La superposición de ésta dualidad, al parecer irreconciliable, pero al mismo tiempo complementaria, asombra y embelesa al hombre qué observa un eclipse, pues estás ideas contrarias se traslapan ante sus ojos. A través de la historia hemos dado múltiples interpretaciones a este fenómeno, que van de lo esotérico a lo científico, de lo espiritual a lo material.


Heródoto refiere que en la batalla de Halys, acaecida en el siglo VI a.C. entre medos y lidios un eclipse nubló el paisaje sumergiéndolos en penumbras a plena luz del día y en medio de la cruenta batalla. Ambos bandos, alarmados, desistieron de guerrear para pactar la paz, pensando que aquél acontecimiento era un presagio de los dioses.


Por otra parte, el eclipse de 1919 sirvió a la sociedad científica para corroborar la veracidad en “La teoría de la relatividad” de Albert Einstein. Mayas y egipcios veían en estos sucesos el anuncio de calamidades, muerte, sequías, hambre y guerra.

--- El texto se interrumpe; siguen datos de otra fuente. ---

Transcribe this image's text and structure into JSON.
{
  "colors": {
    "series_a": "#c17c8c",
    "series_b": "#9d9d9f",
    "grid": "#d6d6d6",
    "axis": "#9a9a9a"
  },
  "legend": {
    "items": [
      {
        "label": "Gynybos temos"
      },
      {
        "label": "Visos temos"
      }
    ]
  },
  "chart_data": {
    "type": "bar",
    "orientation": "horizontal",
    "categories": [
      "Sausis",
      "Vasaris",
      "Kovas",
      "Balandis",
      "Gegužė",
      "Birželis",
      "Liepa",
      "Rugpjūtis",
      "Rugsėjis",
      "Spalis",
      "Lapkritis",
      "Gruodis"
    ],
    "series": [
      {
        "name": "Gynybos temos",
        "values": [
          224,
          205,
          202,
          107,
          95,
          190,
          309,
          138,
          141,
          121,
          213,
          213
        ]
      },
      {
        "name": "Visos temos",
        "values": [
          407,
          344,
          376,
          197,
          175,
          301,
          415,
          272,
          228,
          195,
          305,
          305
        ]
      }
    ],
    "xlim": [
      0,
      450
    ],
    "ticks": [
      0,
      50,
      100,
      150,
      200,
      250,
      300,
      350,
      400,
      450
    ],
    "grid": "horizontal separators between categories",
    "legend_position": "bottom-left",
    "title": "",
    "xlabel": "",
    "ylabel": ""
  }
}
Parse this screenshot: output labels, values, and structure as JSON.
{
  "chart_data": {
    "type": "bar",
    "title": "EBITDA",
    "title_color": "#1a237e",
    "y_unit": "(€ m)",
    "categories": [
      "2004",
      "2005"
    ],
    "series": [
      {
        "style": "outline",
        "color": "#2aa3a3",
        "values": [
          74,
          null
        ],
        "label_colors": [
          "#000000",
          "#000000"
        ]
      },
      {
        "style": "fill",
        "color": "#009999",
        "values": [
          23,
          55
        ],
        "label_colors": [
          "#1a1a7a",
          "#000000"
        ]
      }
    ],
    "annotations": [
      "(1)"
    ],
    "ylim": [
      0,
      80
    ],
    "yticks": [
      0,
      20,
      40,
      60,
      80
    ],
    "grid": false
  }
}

Sea cual sea la interpretación, el asombro y romanticismo que nos causan los eclipses se entiende por el ambiente atípico que generan en el entorno. La ruptura abrupta de la cotidianeidad nos hace reflexionar sobre los diferentes parámetros que deben coincidir para que “la noche en el día” se haga posible. Casualidad poco probable en el cómputo de la efímera vida humana, lo cual lo hace memorable y sorprendente.


Tendrán que pasar 28 años más para qué el próximo eclipse nos alcance en el año 2052. Sólo entonces Xolotl, dios azteca del inframundo, se disfrazará nuevamente de perro o jaguar para devorar al sol.